Igor Temirov, a professional in the retail market in China specialized in online strategies
Born and raised in Moscow, Russia, Igor Temirov graduated from the Moscow Automobile and Road Construction University in 1981 and also completed an MBA degree at Wake Forest University in the USA, 1992. During his more than 20 years’ career, Igor has accumulated experiences in different industries, from food to aviation, and landed in the retail market in China ultimately.
After graduation, Igor first worked for an American consumer-goods company, Sara Lee Corporation, where he has held different executive positions and been responsible for its business development in multiple locations, including the USA, France, the Netherlands, and Russia. He has also worked for Irkut Corporation, a Russian aircraft manufacturer, and was in charge of the implementation of its joint program with Airbus in Russia.
In 2014, Igor was invited by SPLAT to be an expert to validate its strategies for the online landscape in China. After cooperation, the owners of SPLAT officially invited Igor to join their adventure of opening a new online business in China. Currently, Igor is the Business Director at SPLAT China, responsible for its operations in China’s retail market.

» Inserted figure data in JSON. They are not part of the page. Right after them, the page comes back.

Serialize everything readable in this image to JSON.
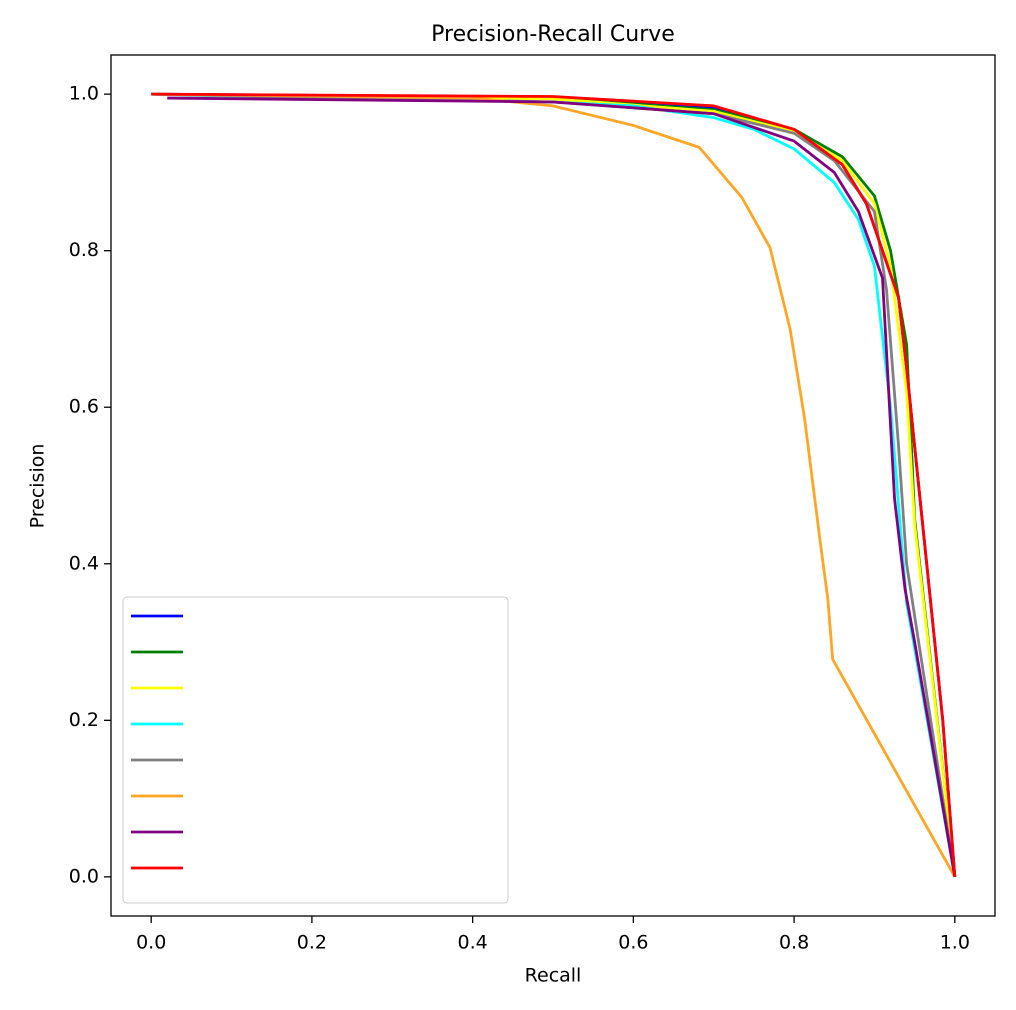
{
  "chart_data": {
    "type": "line",
    "title": "Precision-Recall Curve",
    "x_label": "Recall",
    "y_label": "Precision",
    "xlim": [
      -0.05,
      1.05
    ],
    "ylim": [
      -0.05,
      1.05
    ],
    "xticks": [
      {
        "value": 0,
        "label": "0.0"
      },
      0.2,
      0.4,
      0.6,
      0.8,
      {
        "value": 1,
        "label": "1.0"
      }
    ],
    "yticks": [
      {
        "value": 0,
        "label": "0.0"
      },
      0.2,
      0.4,
      0.6,
      0.8,
      {
        "value": 1,
        "label": "1.0"
      }
    ],
    "legend": "lower left",
    "series": [
      {
        "color": "#0000ff",
        "x": [
          0,
          0.5,
          0.7,
          0.8,
          0.86,
          0.89,
          0.91,
          0.93,
          0.94,
          0.955,
          0.97,
          0.985,
          1
        ],
        "values": [
          1,
          0.996,
          0.983,
          0.953,
          0.91,
          0.86,
          0.8,
          0.74,
          0.65,
          0.5,
          0.35,
          0.2,
          0
        ]
      },
      {
        "color": "#008000",
        "x": [
          0,
          0.5,
          0.7,
          0.8,
          0.86,
          0.9,
          0.92,
          0.94,
          0.946,
          0.95,
          1
        ],
        "values": [
          1,
          0.995,
          0.98,
          0.955,
          0.92,
          0.87,
          0.8,
          0.68,
          0.55,
          0.457,
          0
        ]
      },
      {
        "color": "#ffff00",
        "x": [
          0,
          0.5,
          0.7,
          0.8,
          0.86,
          0.9,
          0.92,
          0.94,
          0.95,
          1
        ],
        "values": [
          1,
          0.994,
          0.978,
          0.952,
          0.915,
          0.86,
          0.78,
          0.62,
          0.45,
          0
        ]
      },
      {
        "color": "#00ffff",
        "x": [
          0,
          0.2,
          0.5,
          0.6,
          0.7,
          0.75,
          0.8,
          0.85,
          0.88,
          0.9,
          0.92,
          0.94,
          1
        ],
        "values": [
          1,
          0.995,
          0.99,
          0.985,
          0.97,
          0.955,
          0.93,
          0.887,
          0.84,
          0.78,
          0.6,
          0.35,
          0
        ]
      },
      {
        "color": "#808080",
        "x": [
          0,
          0.5,
          0.7,
          0.8,
          0.85,
          0.9,
          0.915,
          0.93,
          0.94,
          1
        ],
        "values": [
          1,
          0.99,
          0.975,
          0.95,
          0.915,
          0.85,
          0.75,
          0.55,
          0.4,
          0
        ]
      },
      {
        "color": "#ffa629",
        "x": [
          0,
          0.4,
          0.5,
          0.6,
          0.682,
          0.735,
          0.77,
          0.795,
          0.813,
          0.832,
          0.842,
          0.848,
          1
        ],
        "values": [
          1,
          0.995,
          0.985,
          0.96,
          0.932,
          0.868,
          0.804,
          0.7,
          0.586,
          0.432,
          0.355,
          0.278,
          0
        ]
      },
      {
        "color": "#800080",
        "x": [
          0.02,
          0.5,
          0.7,
          0.8,
          0.85,
          0.88,
          0.91,
          0.925,
          0.938,
          0.95,
          1
        ],
        "values": [
          0.995,
          0.99,
          0.975,
          0.94,
          0.9,
          0.85,
          0.765,
          0.483,
          0.368,
          0.3,
          0
        ]
      },
      {
        "color": "#ff0000",
        "x": [
          0,
          0.5,
          0.7,
          0.8,
          0.86,
          0.89,
          0.91,
          0.93,
          0.94,
          0.955,
          0.97,
          0.985,
          1
        ],
        "values": [
          1,
          0.997,
          0.985,
          0.955,
          0.91,
          0.86,
          0.8,
          0.74,
          0.65,
          0.5,
          0.35,
          0.2,
          0
        ]
      }
    ]
  }
}
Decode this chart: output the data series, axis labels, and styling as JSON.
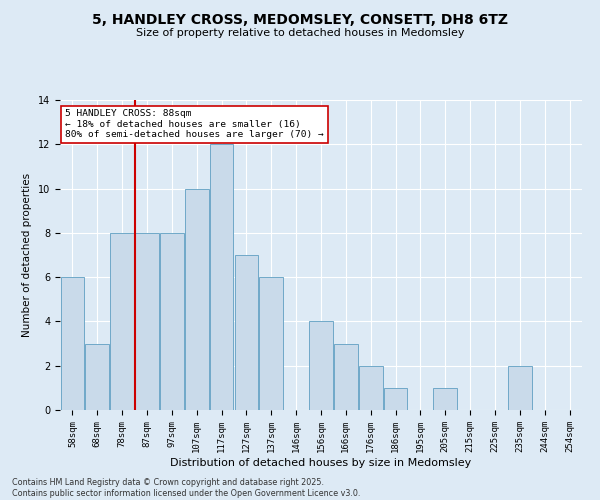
{
  "title1": "5, HANDLEY CROSS, MEDOMSLEY, CONSETT, DH8 6TZ",
  "title2": "Size of property relative to detached houses in Medomsley",
  "xlabel": "Distribution of detached houses by size in Medomsley",
  "ylabel": "Number of detached properties",
  "bin_labels": [
    "58sqm",
    "68sqm",
    "78sqm",
    "87sqm",
    "97sqm",
    "107sqm",
    "117sqm",
    "127sqm",
    "137sqm",
    "146sqm",
    "156sqm",
    "166sqm",
    "176sqm",
    "186sqm",
    "195sqm",
    "205sqm",
    "215sqm",
    "225sqm",
    "235sqm",
    "244sqm",
    "254sqm"
  ],
  "bar_heights": [
    6,
    3,
    8,
    8,
    8,
    10,
    12,
    7,
    6,
    0,
    4,
    3,
    2,
    1,
    0,
    1,
    0,
    0,
    2,
    0,
    0
  ],
  "bar_color": "#c9daea",
  "bar_edge_color": "#6fa8c8",
  "vline_color": "#cc0000",
  "vline_x_index": 3,
  "annotation_text": "5 HANDLEY CROSS: 88sqm\n← 18% of detached houses are smaller (16)\n80% of semi-detached houses are larger (70) →",
  "annotation_box_color": "white",
  "annotation_edge_color": "#cc0000",
  "ylim": [
    0,
    14
  ],
  "yticks": [
    0,
    2,
    4,
    6,
    8,
    10,
    12,
    14
  ],
  "footnote": "Contains HM Land Registry data © Crown copyright and database right 2025.\nContains public sector information licensed under the Open Government Licence v3.0.",
  "bg_color": "#ddeaf5",
  "plot_bg_color": "#ddeaf5",
  "grid_color": "#ffffff"
}
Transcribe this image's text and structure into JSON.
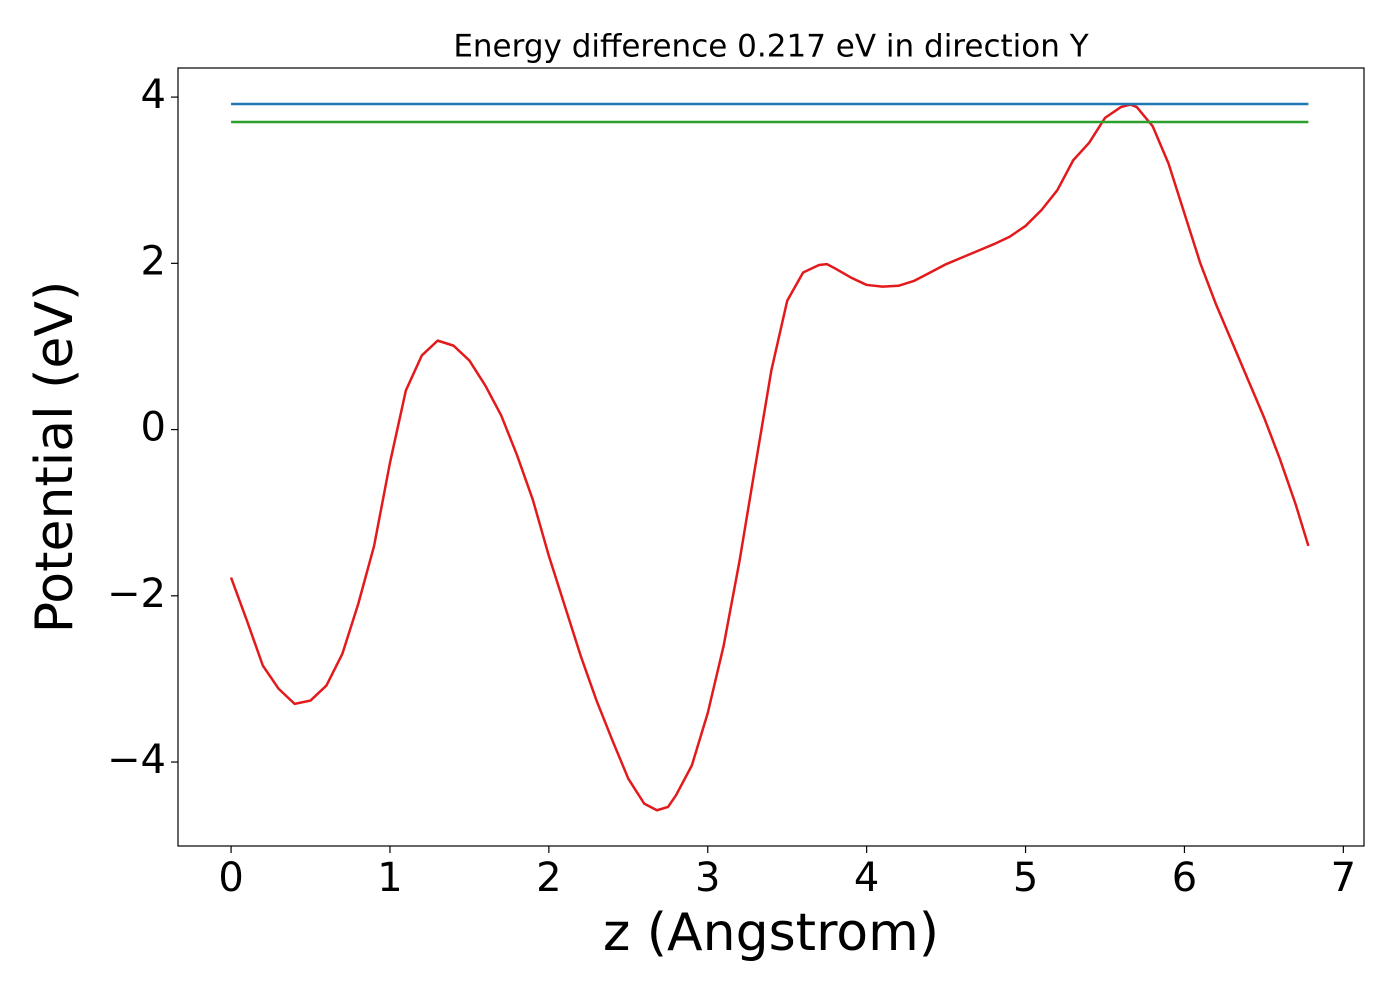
{
  "chart_data": {
    "type": "line",
    "title": "Energy difference 0.217 eV in direction Y",
    "x_label": "z (Angstrom)",
    "y_label": "Potential (eV)",
    "xlim": [
      -0.334,
      7.13
    ],
    "ylim": [
      -5.01,
      4.35
    ],
    "xticks": [
      0,
      1,
      2,
      3,
      4,
      5,
      6,
      7
    ],
    "yticks": [
      {
        "value": -4,
        "label": "−4"
      },
      {
        "value": -2,
        "label": "−2"
      },
      0,
      2,
      4
    ],
    "series": [
      {
        "color": "#e31a1c",
        "x": [
          0,
          0.1,
          0.2,
          0.3,
          0.4,
          0.5,
          0.6,
          0.7,
          0.8,
          0.9,
          1.0,
          1.1,
          1.2,
          1.3,
          1.4,
          1.5,
          1.6,
          1.7,
          1.8,
          1.9,
          2.0,
          2.1,
          2.2,
          2.3,
          2.4,
          2.5,
          2.6,
          2.68,
          2.75,
          2.8,
          2.9,
          3.0,
          3.1,
          3.2,
          3.3,
          3.4,
          3.5,
          3.6,
          3.7,
          3.75,
          3.8,
          3.9,
          4.0,
          4.1,
          4.2,
          4.3,
          4.4,
          4.5,
          4.6,
          4.7,
          4.8,
          4.9,
          5.0,
          5.1,
          5.2,
          5.3,
          5.4,
          5.5,
          5.6,
          5.66,
          5.7,
          5.8,
          5.9,
          6.0,
          6.1,
          6.2,
          6.3,
          6.4,
          6.5,
          6.6,
          6.7,
          6.78
        ],
        "values": [
          -1.78,
          -2.3,
          -2.84,
          -3.12,
          -3.3,
          -3.26,
          -3.08,
          -2.7,
          -2.1,
          -1.4,
          -0.4,
          0.47,
          0.89,
          1.07,
          1.01,
          0.83,
          0.53,
          0.17,
          -0.31,
          -0.85,
          -1.52,
          -2.12,
          -2.72,
          -3.26,
          -3.74,
          -4.2,
          -4.5,
          -4.58,
          -4.54,
          -4.4,
          -4.04,
          -3.41,
          -2.6,
          -1.58,
          -0.43,
          0.71,
          1.55,
          1.89,
          1.98,
          1.99,
          1.94,
          1.83,
          1.74,
          1.72,
          1.73,
          1.79,
          1.89,
          1.99,
          2.07,
          2.15,
          2.23,
          2.32,
          2.45,
          2.64,
          2.88,
          3.24,
          3.45,
          3.75,
          3.88,
          3.91,
          3.88,
          3.65,
          3.2,
          2.6,
          2.0,
          1.5,
          1.05,
          0.6,
          0.15,
          -0.35,
          -0.9,
          -1.4
        ]
      },
      {
        "color": "#1f77b4",
        "x": [
          0,
          6.78
        ],
        "values": [
          3.917,
          3.917
        ]
      },
      {
        "color": "#2ca02c",
        "x": [
          0,
          6.78
        ],
        "values": [
          3.7,
          3.7
        ]
      }
    ]
  }
}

SPLAT China: A successful online business in China selling high-quality toothpaste
Founded in Russia, 1994, SPLAT began with cosmetics and dietary supplements. In 2000, the founders rented production facilities near Moscow and started to make toothpaste. Nowadays, SPLAT is a leading manufacturer of oral care products with a presence in more than 60 countries worldwide. It has become one of the top three players in the Russian toothpaste market and started its international expansion in 2011.
In 2014, SPLAT entered the retail market in China and started to develop both its offline and online presence at the same time. With a unique brand concept of being natural and environmental friendly, which caters to the young Chinese consumers, SPLAT successfully builds a strong distribution strategy in China’s retail market with presence in almost 13,000 shops and online marketplaces like Tmall, JD, etc.
How to connect your retail sales with the changing online landscape in China
According to Igor, one of the first reasons why he chose Hangzhou as their entry city in China is that Hangzhou is the capital of the online landscape in China with Alibaba, Tmall and many other online platforms headquartered here.
“From the very beginning, I sensed that running online business in China will be a driving force of our sales. Because there are hundreds of brands on the shelf in the supermarket, you are just one of them. But when you are online, you can tell the whole story.”
After five years of investing heavily online, more than 50% of SPLAT’s sales come from its online business in China. Witnessing that and facing the emerging vague of new retail in China, Igor immediately shifted his focus into how to connect offline sales with their online business in China better. According to him, even with the evasion of online landscape in China into people’s daily lives, young Chinese consumers still need to touch and see things to make purchasing decisions, which opens the era of new retail in China.
KOL marketing in China: the most powerful online tool for brands
At the very beginning of their online business in China, Igor and his team had tried and analyzed a lot of online marketing tools, including TV shopping, live shows on Taobao, video, platforms, etc. After countless trials and failures, they discovered that KOL marketing in China was the most effective online tool to grow their business.
According to Igor, to succeed in KOL marketing in China, brands need to understand clearly how the KOL model works because there are tens of thousands of KOLs in China. To get the most out of these KOLs, online businesses have to pay attention to the ROI and conversion rate of KOLs, not just their followers and revenues.
Moreover, brands need to identify which type of KOL marketing in China works best for them. Even though they work with an expensive KOL of 5 million followers, young Chinese consumers will know that this kind of big KOLs would promote any brand that pays them, their trust factor is actually smaller than those KOLs with 600,000 followers.
“Don’t think that you can just use KOL marketing in China and these KOLs will spread everything for you. You need to find the right guy and keep information and content relevant for your particular platform.”